The series was announced at the 2014 Image Expo, where it was described as "the epic history of the rise of an empire." The first issue was released March 18, 2015, and the series maintained a nearly-monthly schedule thereafter. Three paperback editions have been released. Each one contains five single issues. They were released in July 2015, August 2016, and April 2017. Following the release of issue 15 in March 2017, the series went on hiatus while the creators did work-for-hire projects for other comic companies. In February 2018 Bechko said they were planning its return.

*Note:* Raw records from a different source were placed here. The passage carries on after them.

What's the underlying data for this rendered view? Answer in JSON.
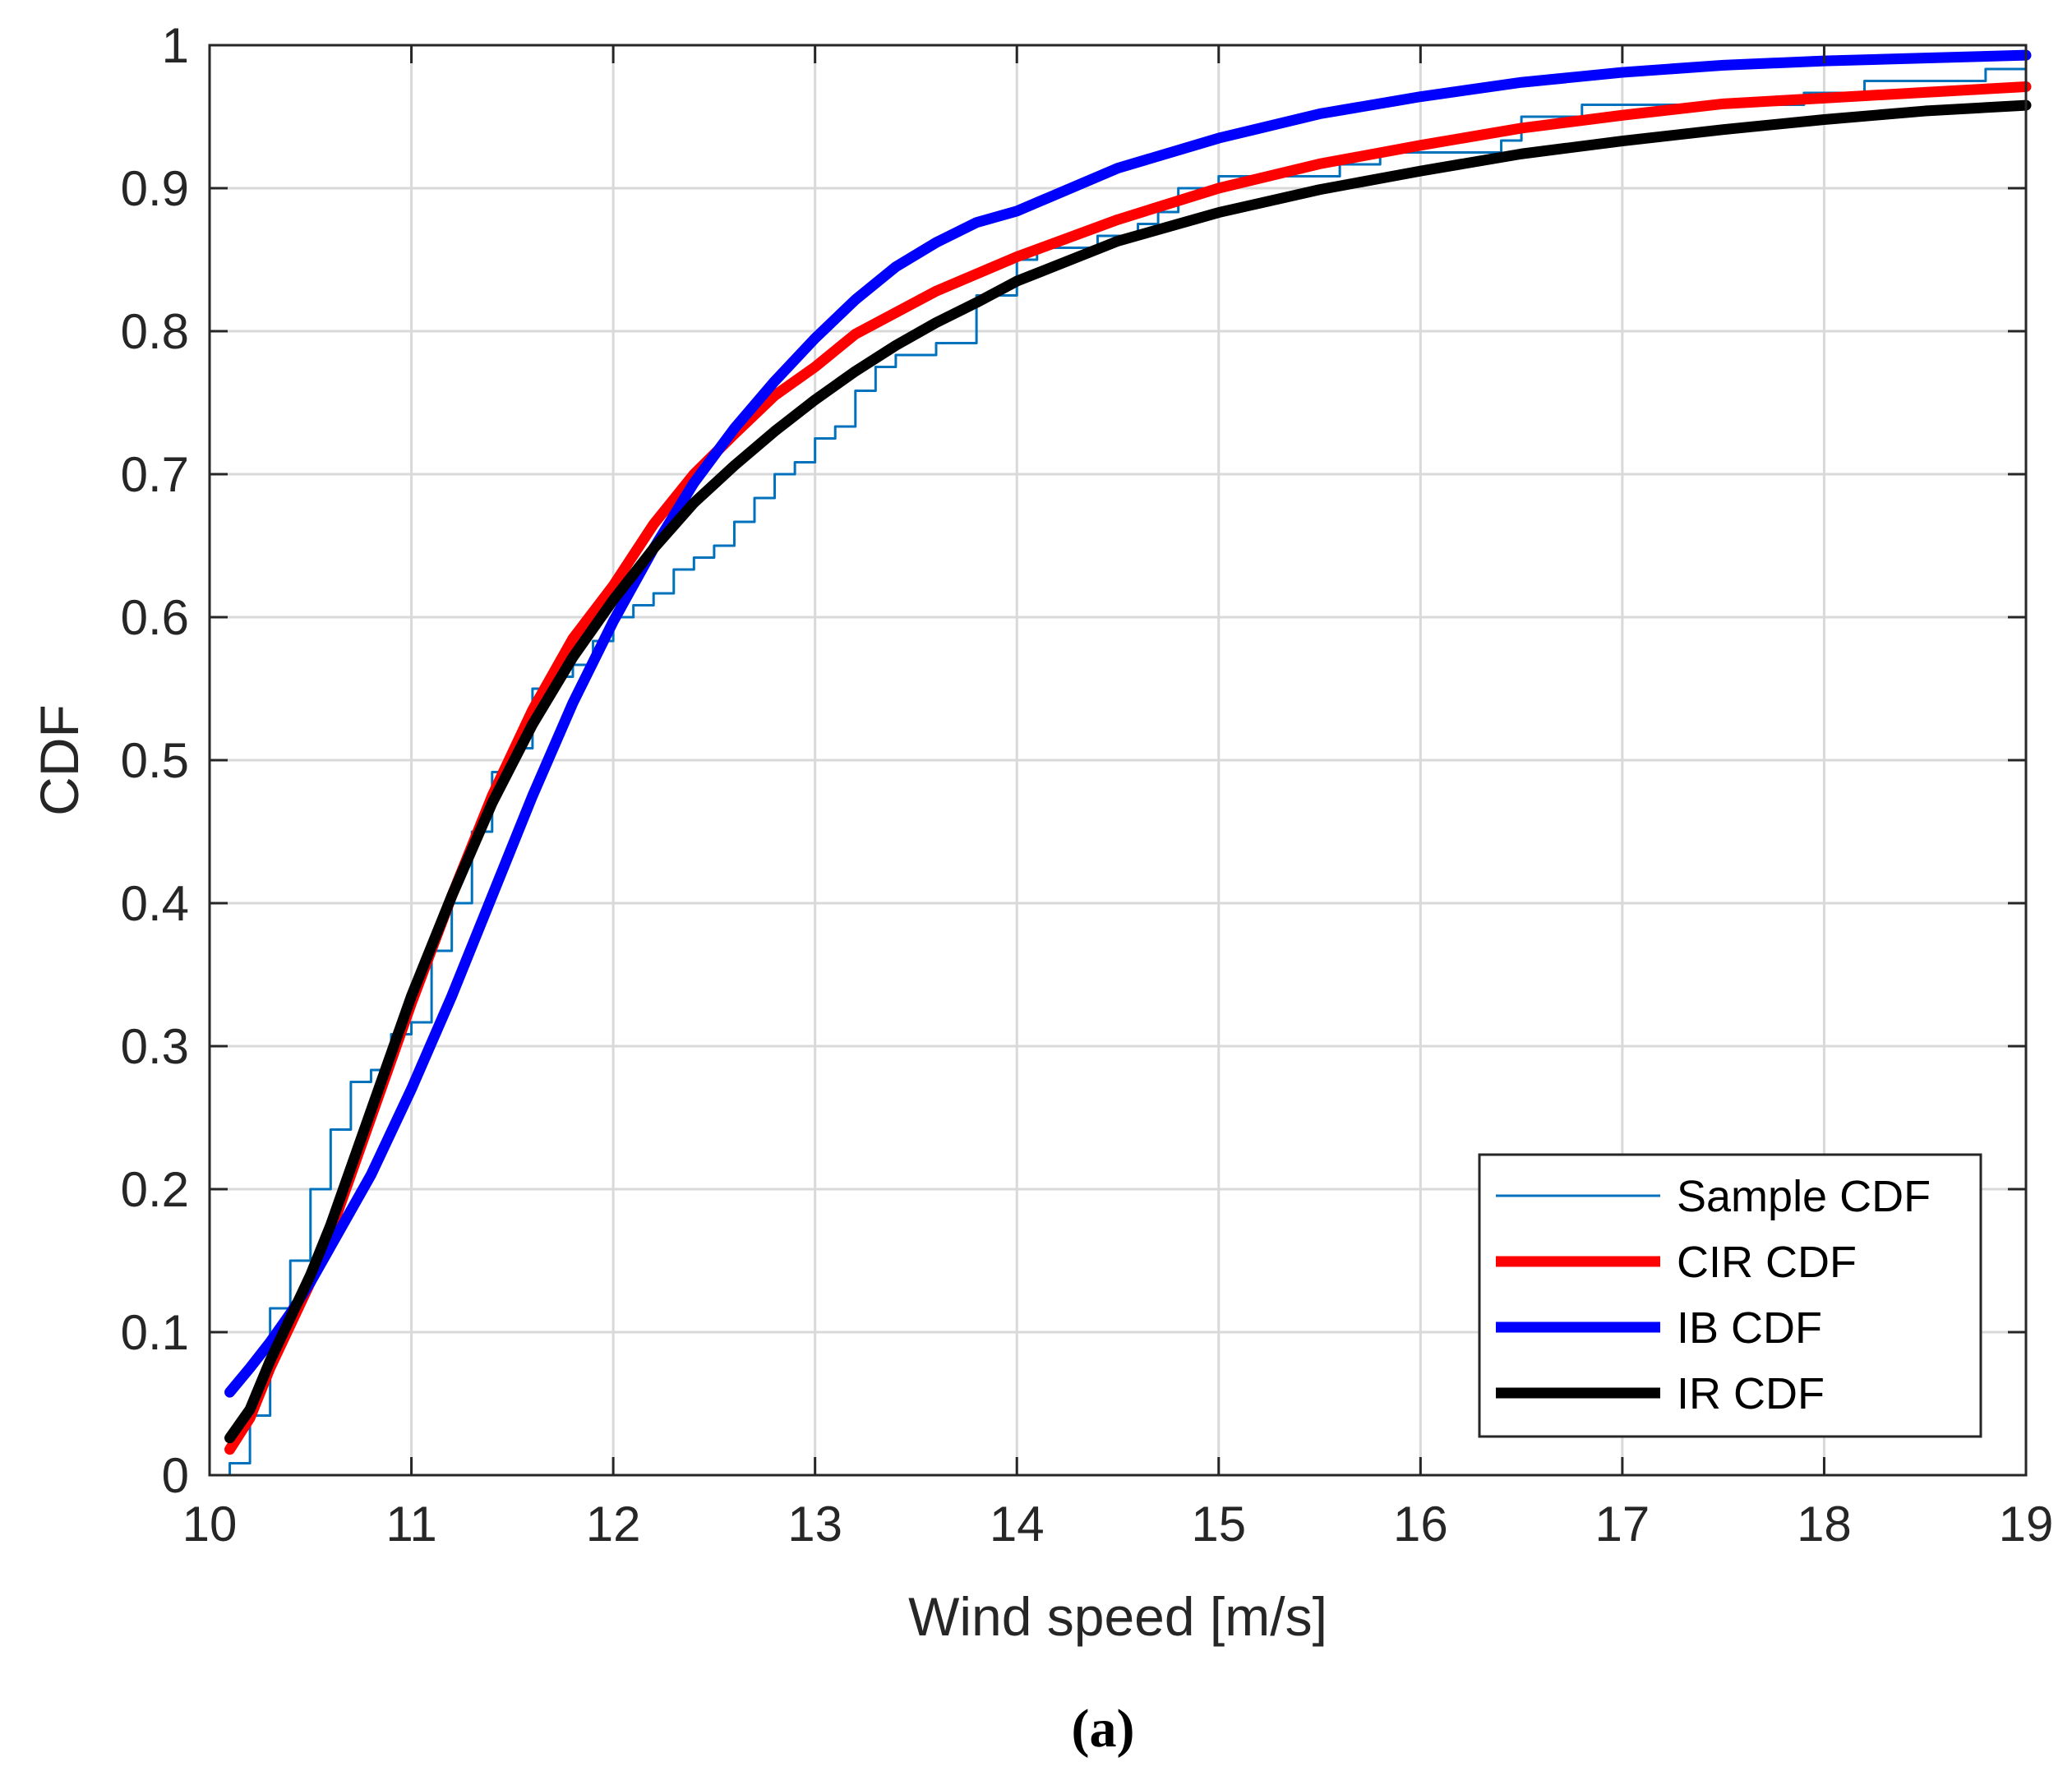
{
  "chart_data": {
    "type": "line",
    "title": "",
    "xlabel": "Wind speed [m/s]",
    "ylabel": "CDF",
    "caption": "(a)",
    "xlim": [
      10,
      19
    ],
    "ylim": [
      0,
      1
    ],
    "xticks": [
      10,
      11,
      12,
      13,
      14,
      15,
      16,
      17,
      18,
      19
    ],
    "yticks": [
      0,
      0.1,
      0.2,
      0.3,
      0.4,
      0.5,
      0.6,
      0.7,
      0.8,
      0.9,
      1
    ],
    "ytick_labels": [
      "0",
      "0.1",
      "0.2",
      "0.3",
      "0.4",
      "0.5",
      "0.6",
      "0.7",
      "0.8",
      "0.9",
      "1"
    ],
    "grid": true,
    "legend_position": "bottom-right",
    "series": [
      {
        "name": "Sample CDF",
        "style": "stairs",
        "color": "#0072BD",
        "x": [
          10.1,
          10.2,
          10.3,
          10.4,
          10.5,
          10.6,
          10.7,
          10.8,
          10.9,
          11.0,
          11.1,
          11.2,
          11.3,
          11.4,
          11.5,
          11.6,
          11.7,
          11.8,
          11.9,
          12.0,
          12.1,
          12.2,
          12.3,
          12.4,
          12.5,
          12.6,
          12.7,
          12.8,
          12.9,
          13.0,
          13.1,
          13.2,
          13.3,
          13.4,
          13.6,
          13.8,
          14.0,
          14.1,
          14.4,
          14.6,
          14.7,
          14.8,
          15.0,
          15.6,
          15.8,
          16.4,
          16.5,
          16.8,
          17.9,
          18.2,
          18.8,
          19.0
        ],
        "y": [
          0.0083,
          0.0417,
          0.1167,
          0.15,
          0.2,
          0.2417,
          0.275,
          0.2833,
          0.3083,
          0.3167,
          0.3667,
          0.4,
          0.45,
          0.4917,
          0.5083,
          0.55,
          0.5583,
          0.5667,
          0.5833,
          0.6,
          0.6083,
          0.6167,
          0.6333,
          0.6417,
          0.65,
          0.6667,
          0.6833,
          0.7,
          0.7083,
          0.725,
          0.7333,
          0.7583,
          0.775,
          0.7833,
          0.7917,
          0.825,
          0.85,
          0.8583,
          0.8667,
          0.875,
          0.8833,
          0.9,
          0.9083,
          0.9167,
          0.925,
          0.9333,
          0.95,
          0.9583,
          0.9667,
          0.975,
          0.9833,
          0.9917
        ]
      },
      {
        "name": "CIR CDF",
        "style": "line",
        "color": "#FF0000",
        "x": [
          10.1,
          10.2,
          10.3,
          10.4,
          10.5,
          10.6,
          10.8,
          11.0,
          11.2,
          11.4,
          11.6,
          11.8,
          12.0,
          12.2,
          12.4,
          12.6,
          12.8,
          13.0,
          13.2,
          13.4,
          13.6,
          13.8,
          14.0,
          14.5,
          15.0,
          15.5,
          16.0,
          16.5,
          17.0,
          17.5,
          18.0,
          18.5,
          19.0
        ],
        "y": [
          0.018,
          0.04,
          0.075,
          0.105,
          0.135,
          0.17,
          0.25,
          0.33,
          0.405,
          0.475,
          0.535,
          0.585,
          0.622,
          0.665,
          0.7,
          0.728,
          0.755,
          0.775,
          0.798,
          0.813,
          0.828,
          0.84,
          0.852,
          0.878,
          0.9,
          0.917,
          0.93,
          0.942,
          0.951,
          0.959,
          0.963,
          0.967,
          0.971
        ]
      },
      {
        "name": "IB CDF",
        "style": "line",
        "color": "#0000FF",
        "x": [
          10.1,
          10.2,
          10.3,
          10.4,
          10.5,
          10.6,
          10.8,
          11.0,
          11.2,
          11.4,
          11.6,
          11.8,
          12.0,
          12.2,
          12.4,
          12.6,
          12.8,
          13.0,
          13.2,
          13.4,
          13.6,
          13.8,
          14.0,
          14.5,
          15.0,
          15.5,
          16.0,
          16.5,
          17.0,
          17.5,
          18.0,
          18.5,
          19.0
        ],
        "y": [
          0.058,
          0.075,
          0.093,
          0.113,
          0.135,
          0.16,
          0.21,
          0.27,
          0.335,
          0.405,
          0.475,
          0.54,
          0.597,
          0.648,
          0.694,
          0.732,
          0.765,
          0.795,
          0.822,
          0.845,
          0.862,
          0.876,
          0.884,
          0.914,
          0.935,
          0.952,
          0.964,
          0.974,
          0.981,
          0.986,
          0.989,
          0.991,
          0.993
        ]
      },
      {
        "name": "IR CDF",
        "style": "line",
        "color": "#000000",
        "x": [
          10.1,
          10.2,
          10.3,
          10.4,
          10.5,
          10.6,
          10.8,
          11.0,
          11.2,
          11.4,
          11.6,
          11.8,
          12.0,
          12.2,
          12.4,
          12.6,
          12.8,
          13.0,
          13.2,
          13.4,
          13.6,
          13.8,
          14.0,
          14.5,
          15.0,
          15.5,
          16.0,
          16.5,
          17.0,
          17.5,
          18.0,
          18.5,
          19.0
        ],
        "y": [
          0.026,
          0.046,
          0.08,
          0.11,
          0.14,
          0.175,
          0.255,
          0.335,
          0.405,
          0.47,
          0.525,
          0.572,
          0.612,
          0.648,
          0.68,
          0.706,
          0.73,
          0.752,
          0.772,
          0.79,
          0.806,
          0.82,
          0.835,
          0.863,
          0.883,
          0.899,
          0.912,
          0.924,
          0.933,
          0.941,
          0.948,
          0.954,
          0.958
        ]
      }
    ]
  }
}
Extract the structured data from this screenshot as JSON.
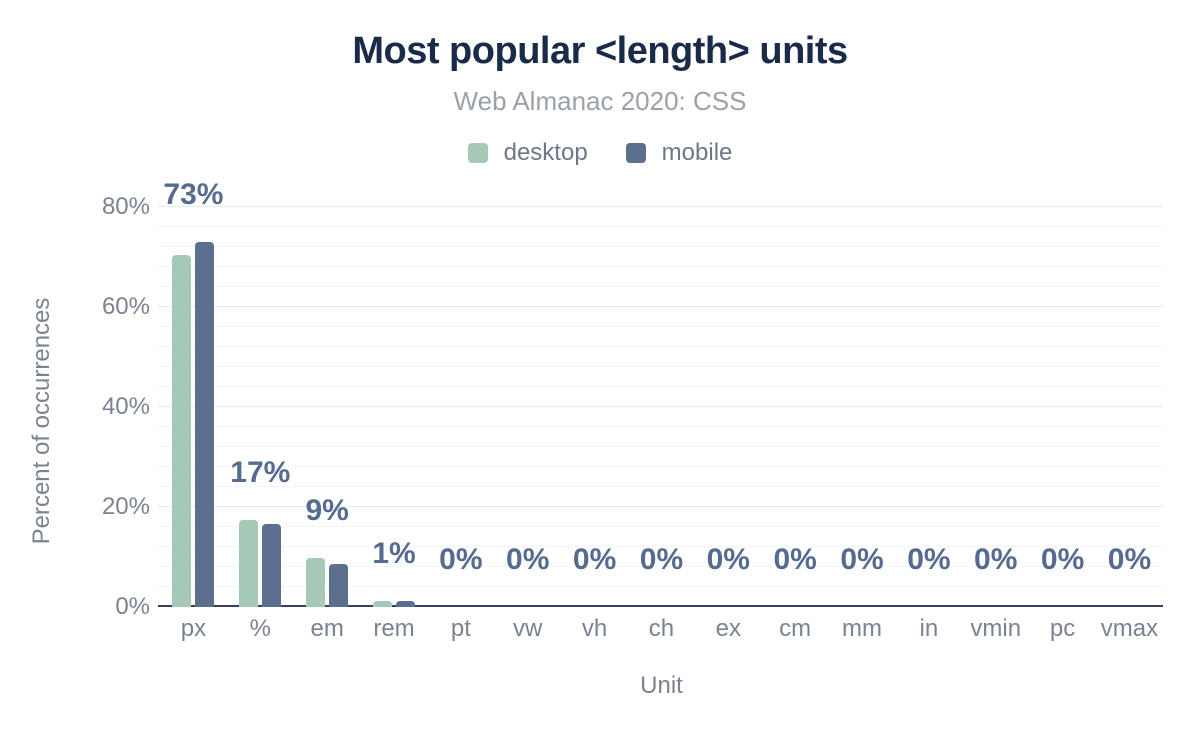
{
  "chart_data": {
    "type": "bar",
    "title": "Most popular <length> units",
    "subtitle": "Web Almanac 2020: CSS",
    "xlabel": "Unit",
    "ylabel": "Percent of occurrences",
    "categories": [
      "px",
      "%",
      "em",
      "rem",
      "pt",
      "vw",
      "vh",
      "ch",
      "ex",
      "cm",
      "mm",
      "in",
      "vmin",
      "pc",
      "vmax"
    ],
    "series": [
      {
        "name": "desktop",
        "color": "#a5c9b6",
        "values": [
          70.5,
          17.5,
          9.8,
          1.2,
          0,
          0,
          0,
          0,
          0,
          0,
          0,
          0,
          0,
          0,
          0
        ]
      },
      {
        "name": "mobile",
        "color": "#5c6f8e",
        "values": [
          73.0,
          16.6,
          8.7,
          1.3,
          0,
          0,
          0,
          0,
          0,
          0,
          0,
          0,
          0,
          0,
          0
        ]
      }
    ],
    "bar_labels": [
      "73%",
      "17%",
      "9%",
      "1%",
      "0%",
      "0%",
      "0%",
      "0%",
      "0%",
      "0%",
      "0%",
      "0%",
      "0%",
      "0%",
      "0%"
    ],
    "yticks": [
      {
        "value": 0,
        "label": "0%"
      },
      {
        "value": 20,
        "label": "20%"
      },
      {
        "value": 40,
        "label": "40%"
      },
      {
        "value": 60,
        "label": "60%"
      },
      {
        "value": 80,
        "label": "80%"
      }
    ],
    "ylim": [
      0,
      80
    ],
    "grid": {
      "minor_step": 4,
      "major_step": 20,
      "orientation": "horizontal"
    },
    "legend_position": "top",
    "colors": {
      "title": "#1a2b49",
      "subtitle": "#9aa1a8",
      "tick_text": "#7b8290",
      "data_label": "#566b90",
      "axis_line": "#36435c"
    }
  }
}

In a 2015 Newsarama interview, Hardman described Invisible Republic as a big story with an ideal length of around 50 issues. In 2018, the expected length had been shortened from approximately 50 to 30 issues and Bechko mentioned a possible companion prose novel set prior to the events of the comic.

==Plot==
After the fall of the Mallory regime on the distant moon Avalon, disgraced reporter Croger Babbs travels there hoping to find redemption by writing the truth behind the rise of the deceased dictator, Arthur McBride. Babbs has trouble finding leads until he finds a diary written by McBride's unknown cousin, Maia. As he reads her eyewitness account of McBride's ascension, other parties learn of the diary and try to steal it to prevent the violent details from McBride's rise to power from being publicly revealed. Babbs learns that Maia is still alive and receives her permission to print her diary.

==Critical reception==
The debut issue sold nearly 23,000 copies and was ranked the 103rd best selling American comic by units in March 2015. Reviews were mostly positive with review aggregator Comic Book Roundup showing an average rating of 8.6 out of 10 based on 20 reviews. By the third issue sales had fallen to just above 8000 units for a rank of 207, a drop which is slightly larger than typically expected for new comic books. It continued to receive critical praise however, with Multiversity Comics Jess Camacho saying the third issue "continues to be a refreshing addition to the science fiction genre." In a review for The A.V. Club, Oliver Sava complimented Boyd's use of color to provide contrast between the narrative's two temporal settings. He also described the plot as "dense" and believed Hardman's background as a storyboard artist allowed him to use creative layouts that take advantage of the medium. Overall, Sava found the themes of Invisible Republic to be chillingly plausible.

Invisible Republic was a finalist for a 2016 Hugo Award in the category Best Graphic Story.